Сейчас в Тастубеке живёт человек 120, может, меньше. Точную цифру мне не смог назвать никто. В селе есть школа-четырёхлетка, электричество и проводной интернет, который появился чуть больше года назад. Интернет слабенький, но его хватает, чтобы отправить фото по WhatsApp и посмотреть ролики в Tik-Tok. А вот мобильная связь в Тастубеке не ловит, поэтому до появления интернета приходилось выбираться из посёлка, чтобы узнать, как дела у родственников и что происходит в мире.
Мы приезжаем к двум братьям — потомственным рыбакам — Сержану и Нуржану. Старший, Сержан, давно живёт в Аральске, но часто наведывается в родные края. Нуржан прожил в Тастубеке всю жизнь и уезжать не собирается. Занимается рыбалкой и скотоводством: разводит верблюдов и лошадей. Его жена Айкорке работает учительницей в школе и воспитывает детей, которых у супругов четверо.
Нуржан, невысокий, молчаливый мужчина с потемневшим от ветра и солнца лицом, о себе рассказывает неохотно, словно бы через силу произнося слова.
— Здесь мой отец рыбачил, и мой дед, получается, я продолжаю традицию, в Тастубеке мне нравится, спокойно и тихо, море рядом, рыба есть. Переехать отсюда могу хоть завтра, но не хочу, потому что это моя родина. Летом делаем кумыс и шубат, осенью продаём мясо на согым, зимой и весной ловим рыбу.

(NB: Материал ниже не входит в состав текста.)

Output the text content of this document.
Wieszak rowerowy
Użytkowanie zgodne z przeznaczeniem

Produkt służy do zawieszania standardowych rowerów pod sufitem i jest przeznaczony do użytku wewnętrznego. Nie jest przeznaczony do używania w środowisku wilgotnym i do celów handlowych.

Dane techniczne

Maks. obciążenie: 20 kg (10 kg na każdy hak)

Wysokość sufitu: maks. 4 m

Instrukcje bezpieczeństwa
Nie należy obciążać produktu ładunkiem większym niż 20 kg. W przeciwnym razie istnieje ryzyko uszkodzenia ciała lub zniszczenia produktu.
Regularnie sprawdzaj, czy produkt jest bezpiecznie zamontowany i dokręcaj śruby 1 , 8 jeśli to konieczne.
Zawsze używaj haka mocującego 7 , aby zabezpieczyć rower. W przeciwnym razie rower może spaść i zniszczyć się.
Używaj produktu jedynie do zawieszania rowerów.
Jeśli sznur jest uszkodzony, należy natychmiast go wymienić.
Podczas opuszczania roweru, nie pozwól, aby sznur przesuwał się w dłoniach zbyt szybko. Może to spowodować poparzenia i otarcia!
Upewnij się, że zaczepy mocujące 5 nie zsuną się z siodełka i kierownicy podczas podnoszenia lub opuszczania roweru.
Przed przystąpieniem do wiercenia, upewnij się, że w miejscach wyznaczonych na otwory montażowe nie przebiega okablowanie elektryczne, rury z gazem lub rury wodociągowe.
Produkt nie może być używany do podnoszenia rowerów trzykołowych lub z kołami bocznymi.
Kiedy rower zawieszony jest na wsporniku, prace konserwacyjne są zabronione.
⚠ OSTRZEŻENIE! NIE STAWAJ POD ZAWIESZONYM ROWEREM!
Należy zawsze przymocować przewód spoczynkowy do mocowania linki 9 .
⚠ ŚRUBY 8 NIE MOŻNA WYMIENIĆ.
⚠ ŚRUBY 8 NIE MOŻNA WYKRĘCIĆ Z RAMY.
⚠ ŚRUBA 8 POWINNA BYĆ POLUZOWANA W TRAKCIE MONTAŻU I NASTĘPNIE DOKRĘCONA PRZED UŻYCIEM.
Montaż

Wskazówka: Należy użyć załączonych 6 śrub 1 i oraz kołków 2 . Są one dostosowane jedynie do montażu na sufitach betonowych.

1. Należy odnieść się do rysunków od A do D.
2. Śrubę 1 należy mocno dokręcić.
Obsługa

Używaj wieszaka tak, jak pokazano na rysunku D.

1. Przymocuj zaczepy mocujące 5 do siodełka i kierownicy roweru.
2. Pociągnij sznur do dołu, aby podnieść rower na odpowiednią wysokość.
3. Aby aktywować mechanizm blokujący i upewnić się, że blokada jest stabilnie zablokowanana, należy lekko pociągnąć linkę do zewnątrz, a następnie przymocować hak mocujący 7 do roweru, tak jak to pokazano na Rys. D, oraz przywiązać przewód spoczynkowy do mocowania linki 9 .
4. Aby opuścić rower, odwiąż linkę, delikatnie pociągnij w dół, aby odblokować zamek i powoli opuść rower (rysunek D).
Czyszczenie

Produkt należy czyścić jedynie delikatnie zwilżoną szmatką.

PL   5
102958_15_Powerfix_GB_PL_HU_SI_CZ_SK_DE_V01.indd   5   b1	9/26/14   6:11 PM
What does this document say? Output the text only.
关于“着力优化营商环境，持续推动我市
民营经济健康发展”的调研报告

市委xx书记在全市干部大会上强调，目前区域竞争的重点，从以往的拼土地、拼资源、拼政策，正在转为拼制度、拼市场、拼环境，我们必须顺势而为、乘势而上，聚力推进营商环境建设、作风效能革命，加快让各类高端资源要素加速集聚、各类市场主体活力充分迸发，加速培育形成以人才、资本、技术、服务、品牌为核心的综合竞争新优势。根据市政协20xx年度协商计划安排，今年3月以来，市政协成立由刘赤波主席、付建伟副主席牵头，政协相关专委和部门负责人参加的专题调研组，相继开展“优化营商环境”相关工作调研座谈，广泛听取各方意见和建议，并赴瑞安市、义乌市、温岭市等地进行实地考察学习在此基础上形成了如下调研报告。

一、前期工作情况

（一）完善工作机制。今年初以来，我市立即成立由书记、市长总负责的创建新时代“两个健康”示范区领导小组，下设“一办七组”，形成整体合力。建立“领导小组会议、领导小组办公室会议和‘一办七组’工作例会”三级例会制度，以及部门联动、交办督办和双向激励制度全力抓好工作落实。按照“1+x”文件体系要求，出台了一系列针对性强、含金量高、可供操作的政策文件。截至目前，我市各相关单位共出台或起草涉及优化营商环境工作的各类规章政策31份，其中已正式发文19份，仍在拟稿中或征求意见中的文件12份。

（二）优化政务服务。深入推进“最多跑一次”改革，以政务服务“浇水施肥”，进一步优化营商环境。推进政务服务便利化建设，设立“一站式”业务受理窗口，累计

У Нуржана большой новый дом, в котором всё ещё идёт ремонт, поэтому пока живут в летней кухне. Во дворе — загон для верблюдов и несколько сараев. По вечерам Айкорке доит верблюдиц и готовит шубат на продажу. У порога сидят собаки охотничьей породы тазы. Нуржан говорит, что осенью в прибрежных камышах можно пострелять уток, а в степи — зайцев.
Рыбалка — тоже сезонное занятие. Ею занимаются преимущественно зимой и весной. В холода рыба ведёт себя активно и чаще попадается в сети, а улов не портится и его можно довезти до города без потерь. Летом цена падает из-за жаркой погоды, к тому же рыба старается держаться ближе ко дну, там, где прохладней, и выловить её становится сложнее. Конечно, в летнее время сельчане тоже рыбачат, но больше для себя и на мелкую продажу. А ещё количество рыбы напрямую зависит от уровня воды, падая вместе с ним.
— Море начало снова мелеть где-то с 2019-го, потому что в Сырдарье воды стало меньше, — рассказывает Нуржан. — Рыбы тоже убавилось. Были годы, когда мы ловили по 80–100 килограммов в день, сейчас о таком улове только вспоминаем.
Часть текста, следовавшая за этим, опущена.